The people’s reaction would have been obvious from their question, these people were not bad people.
But Jesus does not explain why they have suffered, instead he says, in Verse 3, “No, I tell you; but unless you repent, you will all perish as they did.”
The only response is to look beyond this life.
Galilee for Jesus’ friends meant home and safety, it meant a place where they might go to escape from the horrors they might encounter. If we read Saint John Chapter 21, we see that the fishermen have gone back to Galilee and the risen Jesus finds them there. Galileans have suffered and their suffering seems to say that no place is safe from tears, for them or for us.
When we experience personal grief, Jesus would not attempt to explain, only point us to the life to come.
Ordinary lives are not immune to tragedy, and nor do we know when that tragedy might strike.
In Verse 4, Jesus talks about “those eighteen who were killed when the tower of Siloam fell on them.” There has been a tragedy about which everyone had heard, a crowd of people have been gathered and one of the towers in the city walls has collapsed, crushing eighteen of those who were there.
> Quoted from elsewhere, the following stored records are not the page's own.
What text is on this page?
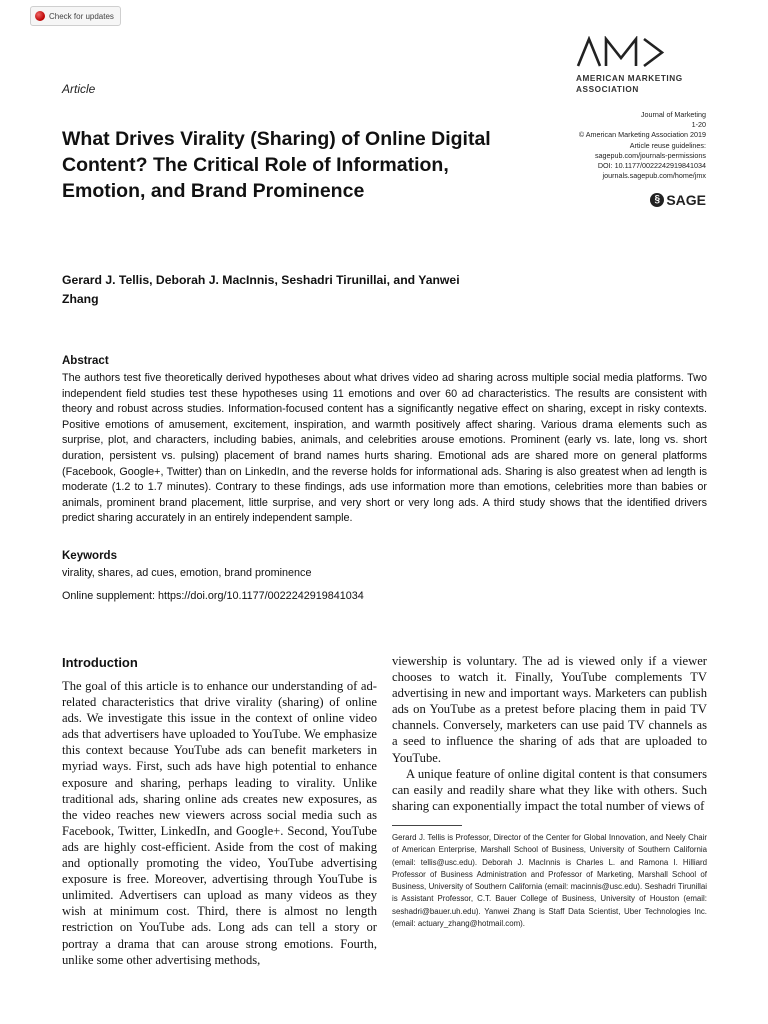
Check for updates
Article
AMERICAN MARKETING
ASSOCIATION
Journal of Marketing
1-20
© American Marketing Association 2019
Article reuse guidelines:
sagepub.com/journals-permissions
DOI: 10.1177/0022242919841034
journals.sagepub.com/home/jmx
§ SAGE
What Drives Virality (Sharing) of Online Digital Content? The Critical Role of Information, Emotion, and Brand Prominence
Gerard J. Tellis, Deborah J. MacInnis, Seshadri Tirunillai, and Yanwei Zhang
Abstract
The authors test five theoretically derived hypotheses about what drives video ad sharing across multiple social media platforms. Two independent field studies test these hypotheses using 11 emotions and over 60 ad characteristics. The results are consistent with theory and robust across studies. Information-focused content has a significantly negative effect on sharing, except in risky contexts. Positive emotions of amusement, excitement, inspiration, and warmth positively affect sharing. Various drama elements such as surprise, plot, and characters, including babies, animals, and celebrities arouse emotions. Prominent (early vs. late, long vs. short duration, persistent vs. pulsing) placement of brand names hurts sharing. Emotional ads are shared more on general platforms (Facebook, Google+, Twitter) than on LinkedIn, and the reverse holds for informational ads. Sharing is also greatest when ad length is moderate (1.2 to 1.7 minutes). Contrary to these findings, ads use information more than emotions, celebrities more than babies or animals, prominent brand placement, little surprise, and very short or very long ads. A third study shows that the identified drivers predict sharing accurately in an entirely independent sample.
Keywords
virality, shares, ad cues, emotion, brand prominence
Online supplement: https://doi.org/10.1177/0022242919841034
Introduction

The goal of this article is to enhance our understanding of ad-related characteristics that drive virality (sharing) of online ads. We investigate this issue in the context of online video ads that advertisers have uploaded to YouTube. We emphasize this context because YouTube ads can benefit marketers in myriad ways. First, such ads have high potential to enhance exposure and sharing, perhaps leading to virality. Unlike traditional ads, sharing online ads creates new exposures, as the video reaches new viewers across social media such as Facebook, Twitter, LinkedIn, and Google+. Second, YouTube ads are highly cost-efficient. Aside from the cost of making and optionally promoting the video, YouTube advertising exposure is free. Moreover, advertising through YouTube is unlimited. Advertisers can upload as many videos as they wish at minimum cost. Third, there is almost no length restriction on YouTube ads. Long ads can tell a story or portray a drama that can arouse strong emotions. Fourth, unlike some other advertising methods,

viewership is voluntary. The ad is viewed only if a viewer chooses to watch it. Finally, YouTube complements TV advertising in new and important ways. Marketers can publish ads on YouTube as a pretest before placing them in paid TV channels. Conversely, marketers can use paid TV channels as a seed to influence the sharing of ads that are uploaded to YouTube.

A unique feature of online digital content is that consumers can easily and readily share what they like with others. Such sharing can exponentially impact the total number of views of

Gerard J. Tellis is Professor, Director of the Center for Global Innovation, and Neely Chair of American Enterprise, Marshall School of Business, University of Southern California (email: tellis@usc.edu). Deborah J. MacInnis is Charles L. and Ramona I. Hilliard Professor of Business Administration and Professor of Marketing, Marshall School of Business, University of Southern California (email: macinnis@usc.edu). Seshadri Tirunillai is Assistant Professor, C.T. Bauer College of Business, University of Houston (email: seshadri@bauer.uh.edu). Yanwei Zhang is Staff Data Scientist, Uber Technologies Inc. (email: actuary_zhang@hotmail.com).
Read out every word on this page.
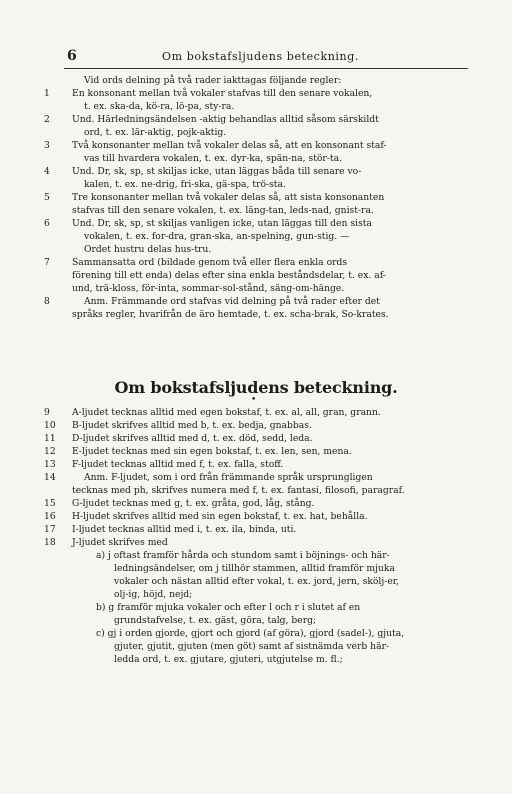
6	Om bokstafsljudens beteckning.
Vid ords delning på två rader iakttagas följande regler:
1	En konsonant mellan två vokaler stafvas till den senare vokalen,
t. ex. ska-da, kö-ra, lö-pa, sty-ra.
2	Und. Härledningsändelsen -aktig behandlas alltid såsom särskildt
ord, t. ex. lär-aktig, pojk-aktig.
3	Två konsonanter mellan två vokaler delas så, att en konsonant staf-
vas till hvardera vokalen, t. ex. dyr-ka, spän-na, stör-ta.
4	Und. Dr, sk, sp, st skiljas icke, utan läggas båda till senare vo-
kalen, t. ex. ne-drig, fri-ska, gä-spa, trö-sta.
5	Tre konsonanter mellan två vokaler delas så, att sista konsonanten
stafvas till den senare vokalen, t. ex. läng-tan, leds-nad, gnist-ra.
6	Und. Dr, sk, sp, st skiljas vanligen icke, utan läggas till den sista
vokalen, t. ex. for-dra, gran-ska, an-spelning, gun-stig. —
Ordet hustru delas hus-tru.
7	Sammansatta ord (bildade genom två eller flera enkla ords
förening till ett enda) delas efter sina enkla beståndsdelar, t. ex. af-
und, trä-kloss, för-inta, sommar-sol-stånd, säng-om-hänge.
8	Anm. Främmande ord stafvas vid delning på två rader efter det
språks regler, hvarifrån de äro hemtade, t. ex. scha-brak, So-krates.
Om bokstafsljudens beteckning.
•
9	A-ljudet tecknas alltid med egen bokstaf, t. ex. al, all, gran, grann.
10	B-ljudet skrifves alltid med b, t. ex. bedja, gnabbas.
11	D-ljudet skrifves alltid med d, t. ex. död, sedd, leda.
12	E-ljudet tecknas med sin egen bokstaf, t. ex. len, sen, mena.
13	F-ljudet tecknas alltid med f, t. ex. falla, stoff.
14	Anm. F-ljudet, som i ord från främmande språk ursprungligen
tecknas med ph, skrifves numera med f, t. ex. fantasi, filosofi, paragraf.
15	G-ljudet tecknas med g, t. ex. gråta, god, låg, stång.
16	H-ljudet skrifves alltid med sin egen bokstaf, t. ex. hat, behålla.
17	I-ljudet tecknas alltid med i, t. ex. ila, binda, uti.
18	J-ljudet skrifves med
a) j oftast framför hårda och stundom samt i böjnings- och här-
ledningsändelser, om j tillhör stammen, alltid framför mjuka
vokaler och nästan alltid efter vokal, t. ex. jord, jern, skölj-er,
olj-ig, höjd, nejd;
b) g framför mjuka vokaler och efter l och r i slutet af en
grundstafvelse, t. ex. gäst, göra, talg, berg;
c) gj i orden gjorde, gjort och gjord (af göra), gjord (sadel-), gjuta,
gjuter, gjutit, gjuten (men göt) samt af sistnämda verb här-
ledda ord, t. ex. gjutare, gjuteri, utgjutelse m. fl.;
It has happened at a moment when people have not expected tragedy, it has happened at a time when people were probably expecting something very different.
If we read Saint John Chapter 9 Verse 11, the story of the healing of the man born blind, we see the man telling his listeners what had happened, “The man called Jesus made mud, spread it on my eyes, and said to me, ‘Go to Siloam and wash.’ Then I went and washed and received my sight.”
The pool of Siloam was a place of healing, it was a place where people might have expected moments when life improved, not moments when it came to a sudden and tragic end.
The deaths at Siloam are sudden and without meaning, there is no explanation for such times. The tower has stood for many years, for many years it has stood above countless crowds of people; there is no reason why it should suddenly collapse at that moment when eighteen people cannot escape from the falling rubble. Jesus does not explain the disaster.
The falling tower is a reminder that life is unpredictable, that sometimes things are arbitrary, not amenable to any of our human reasoning. We do not know when things might happen, life should be lived in an expectancy of the unexpected.
Jesus asks those around him, in Verse 4, about those who had died as Siloam, “do you think that they were worse offenders than all the others living in Jerusalem?”
Of course they were not, we do not know when tragedy might happen, nor do we know where tragedy might happen.
Jerusalem is the holy city, it is the place of pilgrimage for all of the Jewish people. The name of Jerusalem had meant “the foundation of Shalem” in the days before it was captured by the Israelites, it was easy for them to reinterpret its meaning so that it meant “the city of shalom”, the city of peace.
But Jerusalem had gone very far from being a city of peace, later in Chapter 13, Jesus looks down on the city and in Verse 34 says, “Jerusalem, Jerusalem, the city that kills the prophets and stones those who are sent to it! How often have I desired to gather your children together as a hen gathers her brood under her wings, and you were not willing!”
Jesus knows that the place of holiness has become a place of grief, but he does not explain why the innocent people at Siloam should suffer, while guilty people in Jerusalem prosper. He simply says of those who died at Siloam, in Verse 5, “No, I tell you; but unless you repent, you will all perish just as they did.”
There are often moments in life when we look for an explanation of suffering, there are often times when we might ask why ordinary people go through tragedy, often times when we might ask why something happened at that time, why something happened at that place. There must be times when we wonder why it was not someone else at a different time and in a different place, why it did not happen to someone who might have deserved it.
Jesus does not answer us.
Our hope is in repentance and in a life to come. In this world, there seem no answers. Like the person fleeing the Nazis, we have to say, “I believe in God, even when he is silent.”